Vodafone zahlt 100 Millionen Euro Miete pro Jahr an Telekom

Die Telekom besitzt die Kabelkanäle, in denen auch die Breitbandleitungen verlaufen, die Vodafone der Telekom abgekauft hatte. Dafür bekommt die Telekom eine Miete von rund 100 Millionen Euro im Jahr.

Das OLG sah eine Verbindung zwischen Verkaufs- und Mietpreis, so dass eine Änderung einer nachträglichen Kaufpreisminderung nahekommen würde. Dem widersprach der Kartellsenat des BGH. Die Miete unterliege der Missbrauchskontrolle.

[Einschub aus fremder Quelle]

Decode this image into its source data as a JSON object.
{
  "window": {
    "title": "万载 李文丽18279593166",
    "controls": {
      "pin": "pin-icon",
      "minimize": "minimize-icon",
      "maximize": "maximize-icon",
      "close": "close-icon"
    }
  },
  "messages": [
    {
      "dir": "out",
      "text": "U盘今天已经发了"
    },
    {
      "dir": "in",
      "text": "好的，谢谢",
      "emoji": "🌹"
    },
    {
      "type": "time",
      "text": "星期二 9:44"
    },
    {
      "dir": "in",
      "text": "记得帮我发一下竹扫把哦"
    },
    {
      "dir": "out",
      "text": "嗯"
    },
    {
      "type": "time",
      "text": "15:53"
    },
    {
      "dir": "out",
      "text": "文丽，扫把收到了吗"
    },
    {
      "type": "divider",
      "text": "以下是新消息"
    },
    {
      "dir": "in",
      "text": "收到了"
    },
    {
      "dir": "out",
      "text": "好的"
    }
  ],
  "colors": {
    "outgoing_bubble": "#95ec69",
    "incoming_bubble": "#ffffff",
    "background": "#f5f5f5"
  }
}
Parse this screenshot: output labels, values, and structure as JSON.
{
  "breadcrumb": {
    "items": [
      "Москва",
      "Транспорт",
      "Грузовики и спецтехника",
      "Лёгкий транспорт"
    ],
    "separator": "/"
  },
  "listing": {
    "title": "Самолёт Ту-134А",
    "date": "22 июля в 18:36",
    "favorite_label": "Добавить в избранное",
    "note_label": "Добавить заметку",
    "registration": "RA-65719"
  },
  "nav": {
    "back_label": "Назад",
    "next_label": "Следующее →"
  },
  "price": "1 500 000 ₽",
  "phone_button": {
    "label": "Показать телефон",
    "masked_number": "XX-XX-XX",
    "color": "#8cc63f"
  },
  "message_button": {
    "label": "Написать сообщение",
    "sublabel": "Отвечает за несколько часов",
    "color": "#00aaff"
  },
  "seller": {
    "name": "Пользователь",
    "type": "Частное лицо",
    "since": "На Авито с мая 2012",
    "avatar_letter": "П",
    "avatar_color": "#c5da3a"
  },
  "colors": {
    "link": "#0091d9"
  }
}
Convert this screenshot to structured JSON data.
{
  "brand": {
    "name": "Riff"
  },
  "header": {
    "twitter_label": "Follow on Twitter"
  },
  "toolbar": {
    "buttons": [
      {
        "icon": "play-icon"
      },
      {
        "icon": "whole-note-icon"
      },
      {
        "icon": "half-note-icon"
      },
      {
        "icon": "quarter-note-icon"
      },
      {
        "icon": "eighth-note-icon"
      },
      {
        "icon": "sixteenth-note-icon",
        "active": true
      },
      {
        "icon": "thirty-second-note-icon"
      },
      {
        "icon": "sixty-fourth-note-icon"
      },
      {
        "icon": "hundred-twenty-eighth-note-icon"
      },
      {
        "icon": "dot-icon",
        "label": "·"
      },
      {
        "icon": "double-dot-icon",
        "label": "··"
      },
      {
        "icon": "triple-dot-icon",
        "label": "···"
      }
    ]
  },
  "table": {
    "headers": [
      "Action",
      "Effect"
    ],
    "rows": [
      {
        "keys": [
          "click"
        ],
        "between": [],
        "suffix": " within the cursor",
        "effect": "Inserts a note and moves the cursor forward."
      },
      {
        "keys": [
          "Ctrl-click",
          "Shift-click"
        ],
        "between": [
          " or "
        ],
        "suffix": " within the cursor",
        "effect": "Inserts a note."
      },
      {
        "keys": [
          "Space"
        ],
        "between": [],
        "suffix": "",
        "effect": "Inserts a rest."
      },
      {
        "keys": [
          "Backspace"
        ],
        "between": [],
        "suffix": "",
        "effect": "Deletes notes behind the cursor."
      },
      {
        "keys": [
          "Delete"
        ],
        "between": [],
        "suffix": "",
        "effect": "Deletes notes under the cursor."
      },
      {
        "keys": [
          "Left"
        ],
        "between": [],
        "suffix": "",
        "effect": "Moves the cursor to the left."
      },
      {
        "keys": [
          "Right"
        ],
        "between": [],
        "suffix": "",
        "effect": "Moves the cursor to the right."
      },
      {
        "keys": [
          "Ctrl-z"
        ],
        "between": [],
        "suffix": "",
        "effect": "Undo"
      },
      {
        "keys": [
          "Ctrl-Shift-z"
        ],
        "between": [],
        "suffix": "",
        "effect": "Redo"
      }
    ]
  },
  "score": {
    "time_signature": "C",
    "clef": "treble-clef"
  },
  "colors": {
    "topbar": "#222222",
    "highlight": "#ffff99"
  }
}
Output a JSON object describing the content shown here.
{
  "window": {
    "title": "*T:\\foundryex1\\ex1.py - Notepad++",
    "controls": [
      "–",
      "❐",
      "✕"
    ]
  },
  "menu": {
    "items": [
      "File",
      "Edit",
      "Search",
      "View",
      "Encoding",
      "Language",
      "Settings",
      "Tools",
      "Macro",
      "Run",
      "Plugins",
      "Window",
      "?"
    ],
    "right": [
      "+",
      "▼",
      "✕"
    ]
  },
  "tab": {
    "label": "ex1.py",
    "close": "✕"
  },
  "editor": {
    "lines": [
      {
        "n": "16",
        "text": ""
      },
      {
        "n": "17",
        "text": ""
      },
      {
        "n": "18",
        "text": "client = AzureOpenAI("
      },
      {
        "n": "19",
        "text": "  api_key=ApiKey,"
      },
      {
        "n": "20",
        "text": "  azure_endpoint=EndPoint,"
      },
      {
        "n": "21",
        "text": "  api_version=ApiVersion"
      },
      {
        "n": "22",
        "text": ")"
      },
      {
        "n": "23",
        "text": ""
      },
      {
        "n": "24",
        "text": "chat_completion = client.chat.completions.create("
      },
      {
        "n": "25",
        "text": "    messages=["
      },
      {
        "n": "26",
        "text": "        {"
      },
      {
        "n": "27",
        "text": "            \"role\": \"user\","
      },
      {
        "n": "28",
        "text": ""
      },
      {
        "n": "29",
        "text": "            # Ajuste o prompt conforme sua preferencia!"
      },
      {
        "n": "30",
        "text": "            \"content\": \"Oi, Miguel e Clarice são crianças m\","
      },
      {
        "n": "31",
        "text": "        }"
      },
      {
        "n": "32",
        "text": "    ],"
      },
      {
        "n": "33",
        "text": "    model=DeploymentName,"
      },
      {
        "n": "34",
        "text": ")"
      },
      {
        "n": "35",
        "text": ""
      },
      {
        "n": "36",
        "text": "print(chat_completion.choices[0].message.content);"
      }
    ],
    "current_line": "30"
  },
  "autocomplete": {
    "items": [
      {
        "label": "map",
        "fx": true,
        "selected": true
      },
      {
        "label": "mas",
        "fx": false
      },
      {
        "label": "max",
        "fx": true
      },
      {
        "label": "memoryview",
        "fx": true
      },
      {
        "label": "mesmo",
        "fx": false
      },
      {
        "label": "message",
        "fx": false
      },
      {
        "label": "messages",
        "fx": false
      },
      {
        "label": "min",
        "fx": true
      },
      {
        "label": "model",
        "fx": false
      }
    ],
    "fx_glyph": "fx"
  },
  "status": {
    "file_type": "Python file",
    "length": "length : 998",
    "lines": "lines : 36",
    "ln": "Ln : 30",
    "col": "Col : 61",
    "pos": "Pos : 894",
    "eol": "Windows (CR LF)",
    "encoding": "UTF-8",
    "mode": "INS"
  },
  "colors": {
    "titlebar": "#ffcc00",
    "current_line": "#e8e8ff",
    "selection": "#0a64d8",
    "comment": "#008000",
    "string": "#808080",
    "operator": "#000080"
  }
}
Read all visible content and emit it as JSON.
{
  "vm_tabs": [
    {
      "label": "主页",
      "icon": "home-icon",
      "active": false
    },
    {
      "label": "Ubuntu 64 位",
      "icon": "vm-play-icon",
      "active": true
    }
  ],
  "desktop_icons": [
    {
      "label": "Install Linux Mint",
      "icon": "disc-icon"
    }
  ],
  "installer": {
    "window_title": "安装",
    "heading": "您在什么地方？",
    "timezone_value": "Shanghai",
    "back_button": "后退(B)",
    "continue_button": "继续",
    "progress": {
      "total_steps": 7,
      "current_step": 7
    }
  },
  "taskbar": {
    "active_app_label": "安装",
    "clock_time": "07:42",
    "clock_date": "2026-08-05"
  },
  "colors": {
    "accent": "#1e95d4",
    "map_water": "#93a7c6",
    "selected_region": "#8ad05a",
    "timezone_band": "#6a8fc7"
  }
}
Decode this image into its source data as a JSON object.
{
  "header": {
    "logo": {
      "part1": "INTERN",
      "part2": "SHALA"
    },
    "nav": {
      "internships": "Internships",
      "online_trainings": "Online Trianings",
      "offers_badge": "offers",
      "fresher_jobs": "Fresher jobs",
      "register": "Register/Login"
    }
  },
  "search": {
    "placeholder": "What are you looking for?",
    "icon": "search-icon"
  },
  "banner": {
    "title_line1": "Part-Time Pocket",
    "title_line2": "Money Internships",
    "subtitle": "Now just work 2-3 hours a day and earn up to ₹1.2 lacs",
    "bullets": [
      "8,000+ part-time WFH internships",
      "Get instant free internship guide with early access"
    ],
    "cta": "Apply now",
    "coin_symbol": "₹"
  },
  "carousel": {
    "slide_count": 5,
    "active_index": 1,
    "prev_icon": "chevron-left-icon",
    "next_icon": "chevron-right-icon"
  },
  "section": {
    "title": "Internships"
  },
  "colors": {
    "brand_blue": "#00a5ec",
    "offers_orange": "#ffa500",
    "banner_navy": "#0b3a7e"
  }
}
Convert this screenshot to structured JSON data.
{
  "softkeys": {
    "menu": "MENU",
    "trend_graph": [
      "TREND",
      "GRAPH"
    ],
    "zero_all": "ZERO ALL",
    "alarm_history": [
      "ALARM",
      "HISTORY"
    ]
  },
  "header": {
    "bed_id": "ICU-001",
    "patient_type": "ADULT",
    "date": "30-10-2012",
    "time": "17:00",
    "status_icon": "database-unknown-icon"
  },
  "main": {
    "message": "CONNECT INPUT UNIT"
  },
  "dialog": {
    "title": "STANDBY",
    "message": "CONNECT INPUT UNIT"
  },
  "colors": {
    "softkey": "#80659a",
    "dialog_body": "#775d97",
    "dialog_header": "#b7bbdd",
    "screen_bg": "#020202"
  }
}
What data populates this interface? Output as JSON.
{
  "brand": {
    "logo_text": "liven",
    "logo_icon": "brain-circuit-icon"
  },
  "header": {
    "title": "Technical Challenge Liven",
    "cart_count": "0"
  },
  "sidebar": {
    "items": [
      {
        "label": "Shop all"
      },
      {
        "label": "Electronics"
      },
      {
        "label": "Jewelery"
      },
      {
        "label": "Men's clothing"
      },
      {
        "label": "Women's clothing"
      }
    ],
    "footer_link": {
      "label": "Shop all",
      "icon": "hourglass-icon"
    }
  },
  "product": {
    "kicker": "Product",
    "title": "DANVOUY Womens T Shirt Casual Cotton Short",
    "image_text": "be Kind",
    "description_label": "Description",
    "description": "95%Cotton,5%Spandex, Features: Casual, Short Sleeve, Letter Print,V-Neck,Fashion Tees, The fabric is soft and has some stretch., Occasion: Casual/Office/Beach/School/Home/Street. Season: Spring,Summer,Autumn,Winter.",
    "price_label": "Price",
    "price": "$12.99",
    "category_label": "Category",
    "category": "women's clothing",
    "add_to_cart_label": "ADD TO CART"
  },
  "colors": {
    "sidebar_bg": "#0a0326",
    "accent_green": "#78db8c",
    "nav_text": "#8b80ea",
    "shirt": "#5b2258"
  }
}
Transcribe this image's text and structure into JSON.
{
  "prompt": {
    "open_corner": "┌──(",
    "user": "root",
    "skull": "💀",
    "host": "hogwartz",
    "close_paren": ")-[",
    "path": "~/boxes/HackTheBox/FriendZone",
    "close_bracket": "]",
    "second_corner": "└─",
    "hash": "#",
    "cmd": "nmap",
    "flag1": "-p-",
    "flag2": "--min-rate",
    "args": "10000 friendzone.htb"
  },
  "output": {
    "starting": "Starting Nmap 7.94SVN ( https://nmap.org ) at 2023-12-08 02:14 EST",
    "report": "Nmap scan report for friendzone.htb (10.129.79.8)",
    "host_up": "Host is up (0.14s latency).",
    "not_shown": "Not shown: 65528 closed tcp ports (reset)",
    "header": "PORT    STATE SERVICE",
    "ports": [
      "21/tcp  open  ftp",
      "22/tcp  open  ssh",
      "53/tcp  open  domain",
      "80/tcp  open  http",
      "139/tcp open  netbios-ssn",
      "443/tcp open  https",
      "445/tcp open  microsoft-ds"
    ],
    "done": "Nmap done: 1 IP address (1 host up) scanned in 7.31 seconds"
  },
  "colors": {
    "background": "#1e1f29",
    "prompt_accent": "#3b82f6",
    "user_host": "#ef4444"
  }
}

Vodafone sei schließlich auf die Kabelkanäle der Telekom angewiesen, hatte auch der Anwalt von Vodafone argumentiert. Sollten die Mietforderungen überhöht sein, könnten sie nicht zeitlich unbegrenzt als gerechtfertigt angesehen werden, nur weil die Höhe der Miete Auswirkungen auf den Kaufpreis hatte.

BGH: Klärung im Einzelfall erforderlich

Die Miete von rund 100 Millionen Euro macht nach einer Umrechnung 3,41 Euro pro Meter Kabelkanal und Jahr aus. Die Bundesnetzagentur senkte den Betrag in einem anderen Verfahren 2010 zunächst auf 1,44 Euro und dann noch einmal 2011 auf 1,08 Euro. Vodafone wollte die Mietzahlung auf diesen Betrag senken und zog vor Gericht

Ob ein missbräuchliches Verhalten vorliegt, muss nach Überzeugung des BGH im Einzelfall geklärt werden. Untersucht werden müssten dabei die konkreten vertraglichen Absprachen, die Umstände ihres Zustandekommens sowie spätere Entwicklungen und die Reaktionen der Parteien darauf. (Az.: KZR 2/15)

Telekom: Es geht in Rechtsstreit um fast 400 Millionen Euro

Ein Sprecher der Deutschen Telekom sagte, das Unternehmen gehe davon aus, dass die Klage in der geltend gemachten Höhe nicht durchsetzbar sein werde. Seinen Angaben zufolge geht es bei dem Rechtsstreit um insgesamt fast 400 Millionen Euro.